# Cable question



## SWDweller (Dec 9, 2020)

You show the connector and ask questions about the cable. Given the size of the pins I would say it is an audio cable. Also could be low voltage control for anything. Center is probably ground. Need to match the pins and spacing along with the thread pattern.


----------



## Almost Retired (Sep 14, 2021)

it appears damaged. did you want to keep it ?


----------



## micromind (Aug 11, 2007)

I've hooked up hundreds of control cable sockets like that on portable equipment. 

Sometimes 2 pin, sometimes 25 pin and everything in between.


----------



## user37373 (Dec 18, 2021)

SWDweller said:


> You show the connector and ask questions about the cable. Given the size of the pins I would say it is an audio cable. Also could be low voltage control for anything. Center is probably ground. Need to match the pins and spacing along with the thread pattern.


It’s a cable connecting the display of an analytical lab scale to the main body. Here is some photos of the actual cable that i need to find but can’t seem to (the cable pins are damaged as you can see).


----------



## user37373 (Dec 18, 2021)

micromind said:


> I've hooked up hundreds of control cable sockets like that on portable equipment.
> 
> Sometimes 2 pin, sometimes 25 pin and everything in between.


Yeah it’s an analytical lab scale but the cable is messed up and trying to find a replacement. I was thinking it might be an m8 8 pin cable? This is the cable itself (the pins damaged as you can see).


----------



## user37373 (Dec 18, 2021)

Almost Retired said:


> it appears damaged. did you want to keep it ?


Thanks for the reply. It’s on the body of an analytical scale so i don’t have much choice of removing it. I thought it was just the cable (attached some photos in my above post), but now that you mentioned the plug in port itself is messed up i am not sure. Does it (the port) look damaged or just roughed up but possibly still able to plug it in? I don’t know much about these connections.


----------



## Majewski (Jan 8, 2016)

user37373 said:


> Thanks for the reply. It’s on the body of an analytical scale so i don’t have much choice of removing it. I thought it was just the cable (attached some photos in my above post), but now that you mentioned the plug in port itself is messed up i am not sure. Does it (the port) look damaged or just roughed up but possibly still able to plug it in? I don’t know much about these connections.

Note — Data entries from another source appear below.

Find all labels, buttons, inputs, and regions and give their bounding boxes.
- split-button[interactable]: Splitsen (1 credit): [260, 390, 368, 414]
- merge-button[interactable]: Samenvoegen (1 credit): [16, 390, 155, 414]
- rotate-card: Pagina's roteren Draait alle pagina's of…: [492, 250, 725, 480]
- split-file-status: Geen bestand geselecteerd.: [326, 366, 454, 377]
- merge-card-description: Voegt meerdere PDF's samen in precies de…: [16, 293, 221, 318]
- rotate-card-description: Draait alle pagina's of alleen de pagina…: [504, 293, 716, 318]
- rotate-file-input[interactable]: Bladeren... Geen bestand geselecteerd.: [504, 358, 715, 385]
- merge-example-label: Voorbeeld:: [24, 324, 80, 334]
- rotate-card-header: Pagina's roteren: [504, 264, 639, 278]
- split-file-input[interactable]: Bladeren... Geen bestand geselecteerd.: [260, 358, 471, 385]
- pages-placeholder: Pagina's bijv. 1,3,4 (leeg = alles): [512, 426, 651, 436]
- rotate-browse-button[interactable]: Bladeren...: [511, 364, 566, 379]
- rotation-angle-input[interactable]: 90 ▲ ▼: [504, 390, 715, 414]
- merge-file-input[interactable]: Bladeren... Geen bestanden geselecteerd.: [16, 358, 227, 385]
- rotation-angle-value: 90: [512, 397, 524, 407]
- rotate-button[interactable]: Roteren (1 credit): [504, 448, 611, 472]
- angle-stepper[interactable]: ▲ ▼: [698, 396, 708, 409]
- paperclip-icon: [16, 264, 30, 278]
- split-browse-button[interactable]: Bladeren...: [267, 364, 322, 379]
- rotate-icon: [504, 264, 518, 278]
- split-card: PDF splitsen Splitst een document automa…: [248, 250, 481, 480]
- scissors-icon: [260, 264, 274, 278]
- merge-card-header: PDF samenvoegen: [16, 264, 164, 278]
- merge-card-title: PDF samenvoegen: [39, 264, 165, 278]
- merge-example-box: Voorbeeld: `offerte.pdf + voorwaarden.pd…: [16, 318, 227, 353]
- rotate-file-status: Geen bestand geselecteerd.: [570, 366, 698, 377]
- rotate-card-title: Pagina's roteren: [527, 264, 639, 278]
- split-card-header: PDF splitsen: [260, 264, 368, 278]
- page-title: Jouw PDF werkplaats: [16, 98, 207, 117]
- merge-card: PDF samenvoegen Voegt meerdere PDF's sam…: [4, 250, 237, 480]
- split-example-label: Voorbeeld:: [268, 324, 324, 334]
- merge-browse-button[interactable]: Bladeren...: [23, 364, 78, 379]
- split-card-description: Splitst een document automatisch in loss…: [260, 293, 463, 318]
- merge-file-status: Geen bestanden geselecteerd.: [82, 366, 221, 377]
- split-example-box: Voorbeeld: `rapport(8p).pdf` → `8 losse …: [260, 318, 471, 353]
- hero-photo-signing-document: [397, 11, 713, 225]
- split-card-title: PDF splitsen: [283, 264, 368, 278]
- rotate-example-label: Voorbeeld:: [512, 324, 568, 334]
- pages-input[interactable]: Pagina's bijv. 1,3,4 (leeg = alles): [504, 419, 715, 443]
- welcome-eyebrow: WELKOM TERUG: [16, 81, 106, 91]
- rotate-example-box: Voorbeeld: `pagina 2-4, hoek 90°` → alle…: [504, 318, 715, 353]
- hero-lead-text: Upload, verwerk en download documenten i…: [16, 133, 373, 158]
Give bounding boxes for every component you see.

you try contacting the manufacture?


----------



## user37373 (Dec 18, 2021)

Majewski said:


> you try contacting the manufacture?


Yep, they said they don’t have it in stock, no idea when they would, so pretty much have to figure it out myself.


----------



## SWDweller (Dec 9, 2020)

The MFG does not make the cord they buy it. Put on your sleuthing sneakers and find the maker of the cable. Short of that you will need the pin out connections on both ends and the wire size.
It will not be fun making a cord up. 
Surely you have more than one source for lab equipment.


----------



## micromind (Aug 11, 2007)

Molex makes stuff like this, if they don't have the specific cable, they might have a similar receptacle and plug that'll fit. 

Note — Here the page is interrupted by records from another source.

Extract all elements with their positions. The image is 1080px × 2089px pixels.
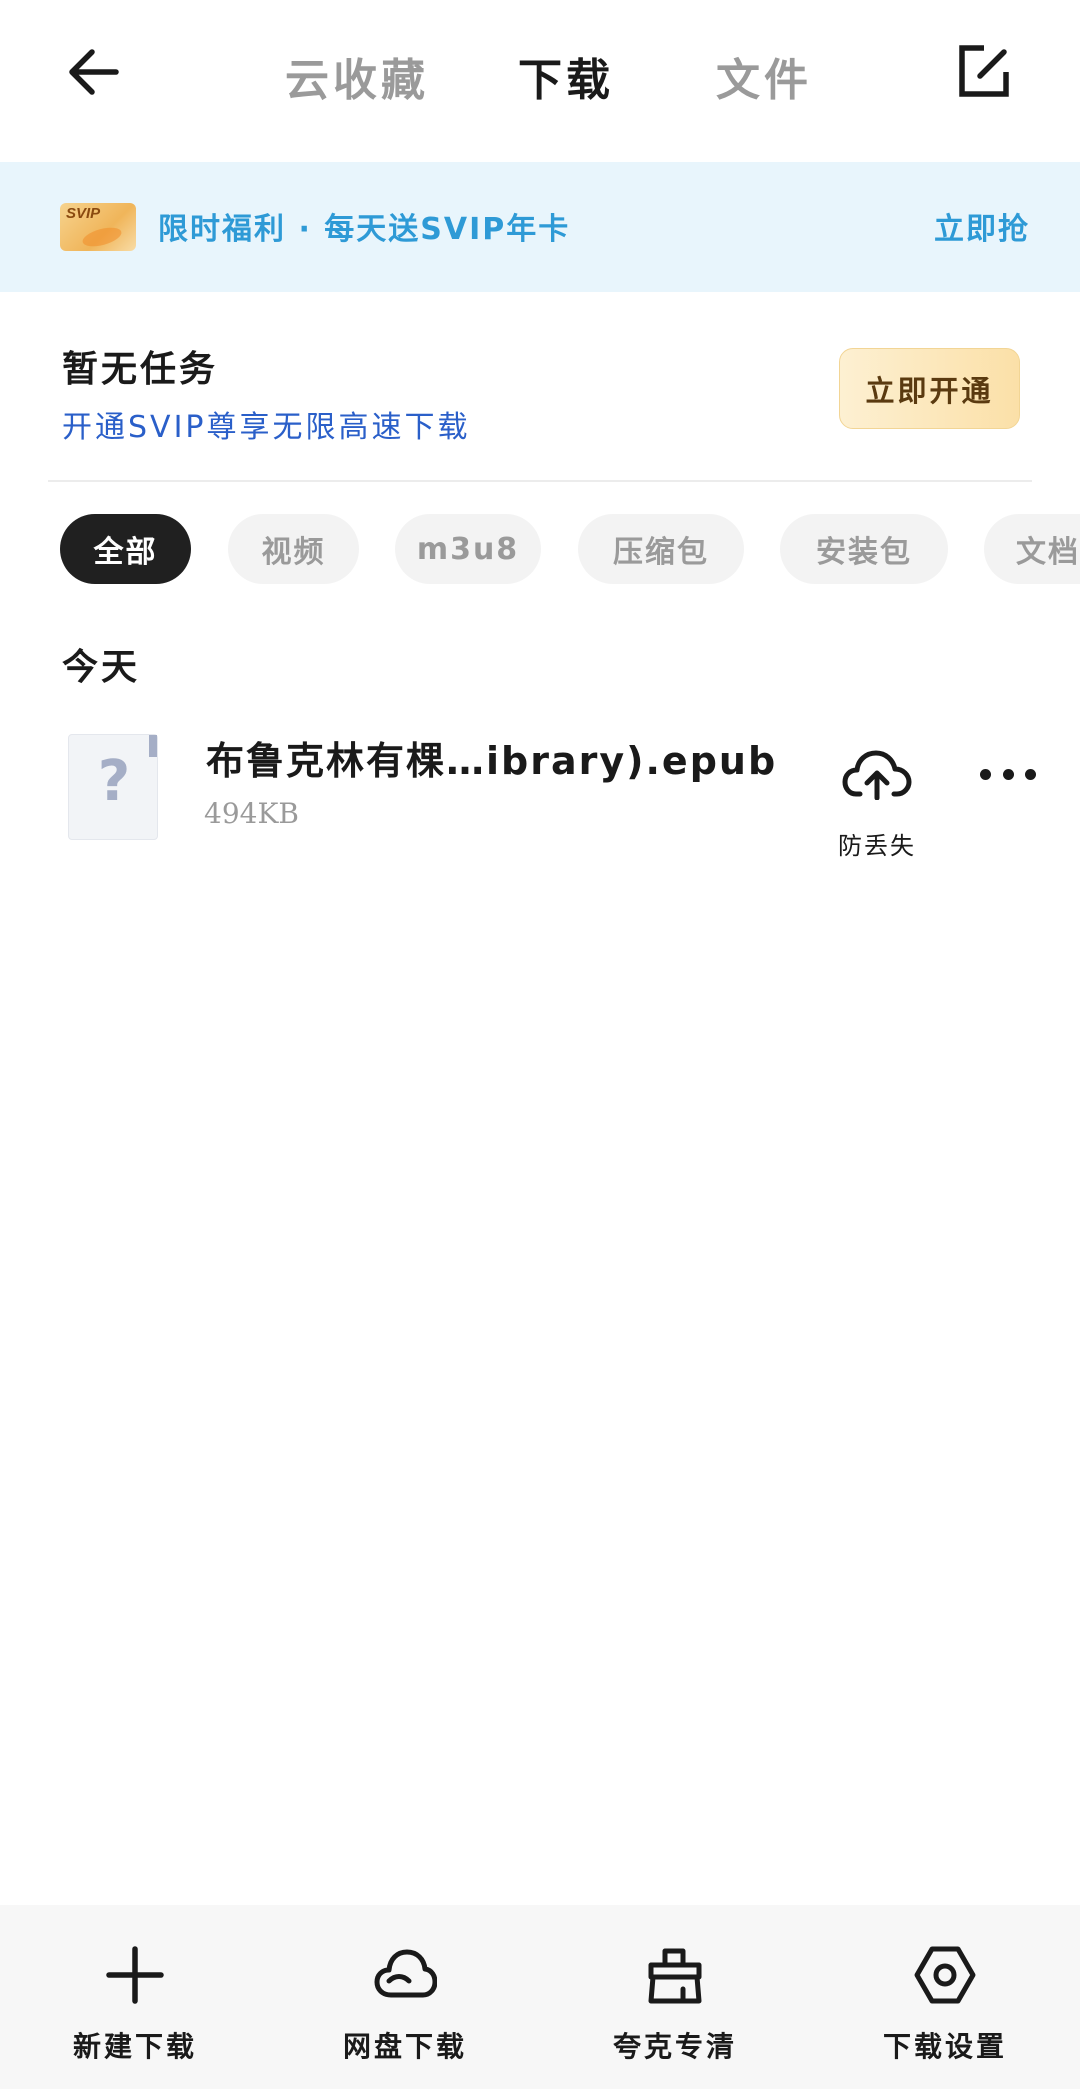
cloud-drive-download-button[interactable]: 网盘下载 — [305, 1905, 505, 2089]
anti-loss-backup-button[interactable]: 防丢失 — [830, 734, 924, 860]
more-dots-icon — [980, 768, 991, 780]
new-download-button[interactable]: 新建下载 — [35, 1905, 235, 2089]
back-button[interactable] — [58, 36, 130, 108]
new-download-label: 新建下载 — [72, 2030, 197, 2063]
file-name: 布鲁克林有棵…ibrary).epub — [206, 739, 778, 783]
quark-clean-button[interactable]: 夸克专清 — [575, 1905, 775, 2089]
download-settings-button[interactable]: 下载设置 — [845, 1905, 1045, 2089]
more-options-button[interactable] — [980, 754, 1036, 794]
svip-card-icon: SVIP — [60, 203, 136, 251]
plus-icon — [106, 1946, 164, 2004]
promo-banner[interactable]: SVIP 限时福利 · 每天送SVIP年卡 立即抢 — [0, 162, 1080, 292]
cloud-upload-icon — [842, 750, 912, 800]
download-settings-label: 下载设置 — [882, 2030, 1007, 2063]
unknown-file-icon: ? — [68, 734, 158, 840]
broom-icon — [648, 1948, 702, 2004]
section-heading-today: 今天 — [62, 647, 141, 688]
svip-badge-text: SVIP — [66, 205, 101, 222]
task-status-subtitle: 开通SVIP尊享无限高速下载 — [62, 410, 471, 445]
edit-button[interactable] — [948, 36, 1020, 108]
edit-icon — [959, 45, 1009, 97]
divider — [48, 480, 1032, 482]
anti-loss-label: 防丢失 — [838, 832, 916, 860]
chip-archive[interactable]: 压缩包 — [578, 514, 744, 584]
cloud-icon — [374, 1949, 437, 1998]
settings-hex-icon — [914, 1946, 976, 2004]
tab-download[interactable]: 下载 — [518, 44, 614, 108]
download-list-item[interactable]: ? 布鲁克林有棵…ibrary).epub 494KB 防丢失 — [0, 714, 1080, 860]
chip-all[interactable]: 全部 — [60, 514, 191, 584]
chip-installer[interactable]: 安装包 — [780, 514, 948, 584]
promo-grab-link[interactable]: 立即抢 — [934, 204, 1030, 248]
chip-video[interactable]: 视频 — [228, 514, 359, 584]
top-bar: 云收藏 下载 文件 — [0, 0, 1080, 160]
promo-text: 限时福利 · 每天送SVIP年卡 — [158, 212, 571, 247]
tab-files[interactable]: 文件 — [716, 44, 812, 108]
task-status-title: 暂无任务 — [62, 349, 219, 390]
filter-chips: 全部 视频 m3u8 压缩包 安装包 文档 — [60, 514, 1080, 584]
bottom-toolbar: 新建下载 网盘下载 夸克专清 下载设置 — [0, 1905, 1080, 2089]
quark-clean-label: 夸克专清 — [612, 2030, 737, 2063]
chip-m3u8[interactable]: m3u8 — [395, 514, 541, 584]
open-svip-button[interactable]: 立即开通 — [839, 348, 1020, 429]
arrow-left-icon — [69, 49, 119, 95]
tab-cloud-favorites[interactable]: 云收藏 — [285, 44, 429, 108]
file-size: 494KB — [204, 797, 299, 830]
chip-document[interactable]: 文档 — [984, 514, 1080, 584]
cloud-drive-download-label: 网盘下载 — [342, 2030, 467, 2063]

It'll be somewhat of bear to do but you can very likely ohm out the cable colors with the remaining pins and replace the plug. 

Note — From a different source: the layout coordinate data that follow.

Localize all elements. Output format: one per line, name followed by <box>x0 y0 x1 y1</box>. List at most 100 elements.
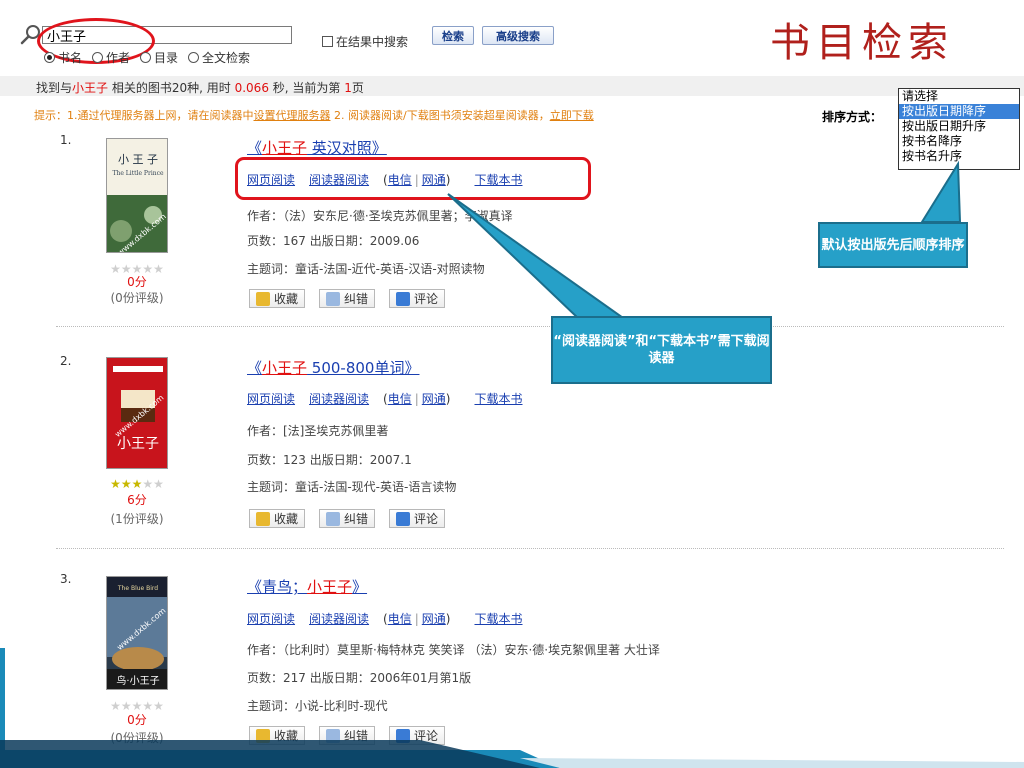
search-within-checkbox[interactable] <box>322 36 333 47</box>
summary-keyword: 小王子 <box>72 81 109 95</box>
search-scope-options: 书名 作者 目录 全文检索 <box>44 49 250 66</box>
book-cover[interactable]: The Blue Bird 鸟·小王子 www.dxbk.com <box>106 576 168 690</box>
book-cover[interactable]: 小 王 子 The Little Prince www.dxbk.com <box>106 138 168 253</box>
netcom-link[interactable]: 网通 <box>422 612 446 626</box>
result-number: 3. <box>60 572 72 586</box>
mirror-links: (电信 | 网通) <box>383 612 451 626</box>
collect-label: 收藏 <box>274 512 299 526</box>
summary-prefix: 找到与 <box>36 81 73 95</box>
reader-read-link[interactable]: 阅读器阅读 <box>309 390 369 407</box>
collect-button[interactable]: 收藏 <box>249 509 306 528</box>
netcom-link[interactable]: 网通 <box>422 392 446 406</box>
download-book-link[interactable]: 下载本书 <box>474 610 522 627</box>
book-title-link[interactable]: 《小王子 英汉对照》 <box>247 137 387 158</box>
radio-label: 作者 <box>106 51 131 65</box>
summary-middle: 相关的图书20种, 用时 <box>111 81 231 95</box>
result-number: 1. <box>60 133 72 147</box>
book-subject: 主题词：小说-比利时-现代 <box>247 699 388 713</box>
radio-fulltext[interactable]: 全文检索 <box>188 49 250 66</box>
radio-label: 书名 <box>58 51 83 65</box>
rating-stars: ★★★★★ <box>110 477 164 491</box>
correct-button[interactable]: 纠错 <box>319 289 376 308</box>
result-divider <box>56 548 1004 549</box>
rating-score: 0分 <box>127 713 147 727</box>
radio-title[interactable]: 书名 <box>44 49 82 66</box>
book-title-rest[interactable]: 英汉对照》 <box>307 139 387 157</box>
book-cover-image: 小 王 子 The Little Prince www.dxbk.com <box>107 139 167 252</box>
web-read-link[interactable]: 网页阅读 <box>247 390 295 407</box>
radio-toc[interactable]: 目录 <box>140 49 178 66</box>
book-actions: 收藏 纠错 评论 <box>249 289 446 308</box>
svg-text:小王子: 小王子 <box>117 436 159 452</box>
comment-icon <box>396 511 411 526</box>
book-title-rest[interactable]: 500-800单词》 <box>307 359 420 377</box>
book-title-rest[interactable]: 》 <box>352 578 367 596</box>
svg-text:The Blue Bird: The Blue Bird <box>117 585 158 592</box>
collect-icon <box>256 291 270 306</box>
search-within-results[interactable]: 在结果中搜索 <box>322 33 408 50</box>
search-within-label: 在结果中搜索 <box>336 35 409 49</box>
book-title-prefix[interactable]: 《 <box>247 359 262 377</box>
book-cover-image: The Blue Bird 鸟·小王子 www.dxbk.com <box>107 577 167 689</box>
proxy-settings-link[interactable]: 设置代理服务器 <box>254 109 331 122</box>
hint-text-1: 提示：1.通过代理服务器上网，请在阅读器中 <box>34 109 254 122</box>
slide-bottom-bar <box>0 740 1024 768</box>
book-title-link[interactable]: 《青鸟；小王子》 <box>247 576 367 597</box>
result-summary: 找到与小王子 相关的图书20种, 用时 0.066 秒, 当前为第 1页 <box>36 79 364 96</box>
sort-option[interactable]: 请选择 <box>899 89 1019 104</box>
collect-button[interactable]: 收藏 <box>249 289 306 308</box>
book-title-prefix[interactable]: 《青鸟； <box>247 578 307 596</box>
reader-callout: “阅读器阅读”和“下载本书”需下载阅读器 <box>551 316 772 384</box>
radio-dot[interactable] <box>188 52 200 63</box>
book-title-keyword[interactable]: 小王子 <box>307 578 352 596</box>
correct-label: 纠错 <box>344 512 369 526</box>
radio-label: 全文检索 <box>202 51 251 65</box>
reader-read-link[interactable]: 阅读器阅读 <box>309 610 369 627</box>
summary-page: 1 <box>344 81 352 95</box>
svg-text:小 王 子: 小 王 子 <box>118 153 158 166</box>
advanced-search-button[interactable]: 高级搜索 <box>482 26 554 45</box>
book-title-prefix[interactable]: 《 <box>247 139 262 157</box>
book-author: 作者：[法]圣埃克苏佩里著 <box>247 424 389 438</box>
search-button[interactable]: 检索 <box>432 26 474 45</box>
book-cover-image: 小王子 www.dxbk.com <box>107 358 167 468</box>
book-pages-date: 页数：167 出版日期：2009.06 <box>247 234 420 248</box>
svg-text:鸟·小王子: 鸟·小王子 <box>116 674 159 687</box>
download-reader-link[interactable]: 立即下载 <box>550 109 594 122</box>
sort-option-selected[interactable]: 按出版日期降序 <box>899 104 1019 119</box>
correct-button[interactable]: 纠错 <box>319 509 376 528</box>
comment-icon <box>396 291 411 306</box>
book-title-keyword[interactable]: 小王子 <box>262 139 307 157</box>
book-title-keyword[interactable]: 小王子 <box>262 359 307 377</box>
pencil-icon <box>326 291 341 306</box>
book-links: 网页阅读 阅读器阅读 (电信 | 网通) 下载本书 <box>247 390 523 407</box>
pencil-icon <box>326 511 341 526</box>
radio-dot[interactable] <box>92 52 104 63</box>
comment-button[interactable]: 评论 <box>389 289 446 308</box>
svg-text:The Little Prince: The Little Prince <box>112 170 163 177</box>
reader-callout-pointer <box>447 193 630 321</box>
book-pages-date: 页数：123 出版日期：2007.1 <box>247 453 412 467</box>
book-title-link[interactable]: 《小王子 500-800单词》 <box>247 357 419 378</box>
collect-label: 收藏 <box>274 292 299 306</box>
book-cover[interactable]: 小王子 www.dxbk.com <box>106 357 168 469</box>
book-pages-date: 页数：217 出版日期：2006年01月第1版 <box>247 671 472 685</box>
sort-option[interactable]: 按出版日期升序 <box>899 119 1019 134</box>
hint-text-2: 2. 阅读器阅读/下载图书须安装超星阅读器， <box>330 109 550 122</box>
summary-suffix: 秒, 当前为第 <box>272 81 341 95</box>
radio-author[interactable]: 作者 <box>92 49 130 66</box>
sort-label: 排序方式： <box>822 110 883 124</box>
comment-button[interactable]: 评论 <box>389 509 446 528</box>
sort-option[interactable]: 按书名降序 <box>899 134 1019 149</box>
telecom-link[interactable]: 电信 <box>388 392 412 406</box>
hint-line: 提示：1.通过代理服务器上网，请在阅读器中设置代理服务器 2. 阅读器阅读/下载… <box>34 107 594 123</box>
radio-dot[interactable] <box>140 52 152 63</box>
rating-score: 6分 <box>127 493 147 507</box>
rating-votes: (1份评级) <box>110 512 164 526</box>
radio-dot[interactable] <box>44 52 55 63</box>
sort-callout: 默认按出版先后顺序排序 <box>818 222 968 268</box>
telecom-link[interactable]: 电信 <box>388 612 412 626</box>
web-read-link[interactable]: 网页阅读 <box>247 610 295 627</box>
download-book-link[interactable]: 下载本书 <box>474 390 522 407</box>
correct-label: 纠错 <box>344 292 369 306</box>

The field terminated ends will need the wires soldered onto the pins.


----------



## Majewski (Jan 8, 2016)

user37373 said:


> Yep, they said they don’t have it in stock, no idea when they would, so pretty much have to figure it out myself.


you couldve given all the facts in the first place lol.


----------



## Kinja (Sep 26, 2020)

Hirose is a big brand for connectors in that style, worth having a look.


----------



## user37373 (Dec 18, 2021)

Majewski said:


> you couldve given all the facts in the first place lol.


Apologies, should have.


----------



## user37373 (Dec 18, 2021)

Kinja said:


> Hirose is a big brand for connectors in that style, worth having a look.


Thanks! Looks like they make a bunch of m8 ones, difficult part seems to be finding a male-male m8 8 pin specifically. It looks like no one has that listed anywhere online which is weird.


----------



## user37373 (Dec 18, 2021)

micromind said:


> Molex makes stuff like this, if they don't have the specific cable, they might have a similar receptacle and plug that'll fit.
> 
> It'll be somewhat of bear to do but you can very likely ohm out the cable colors with the remaining pins and replace the plug.
> 
> The field terminated ends will need the wires soldered onto the pins.


Thanks! Yeah i was trying to avoid having to make it but may have to lol.


----------



## micromind (Aug 11, 2007)

user37373 said:


> Thanks! Yeah i was trying to avoid having to make it but may have to lol.


Agree, factory is almost always better but sometimes ya gotta do what ya gotta do.........


----------



## just the cowboy (Sep 4, 2013)

I'm thinking it is m12 8 pin. Get a m12 8 pin male to female and add this adapter.









L-com Shielded M12 8 Pin A-code Male to Female Adapter - Panel Mountable


M12 to M8 Adapter | 8 Pin to 8 Pin | Male to Female | A-Coded | IP67 | Analog Sensor Applications




www.showmecables.com


----------



## user37373 (Dec 18, 2021)

just the cowboy said:


> I'm thinking it is m12 8 pin. Get a m12 8 pin male to female and add this adapter.
> 
> 
> 
> ...


great idea, thanks!


----------



## BillyMac59 (Sep 12, 2019)

From the code number on the cable, try sourcing thr "ifm" , "efector" or "banner" . As noted in earlier posts, a lot of manufacturers buy their cables from suppliers as mentioned and slap their name on it.


----------



## paulengr (Oct 8, 2017)

ValeoBill said:


> From the code number on the cable, try sourcing thr "ifm" , "efector" or "banner" . As noted in earlier posts, a lot of manufacturers buy their cables from suppliers as mentioned and slap their name on it.


They also rotate the location of the key. Not quite all are interchangeable.

Banner isn’t known for cables. They are just popular for certain sensors. IFM is the king of inductive proximity. They are just sourcing someone else’s cables though they keep good inventory and they are reasonable.

Turk specializes just in cables and is considerably more expensive but they have “everything”.


----------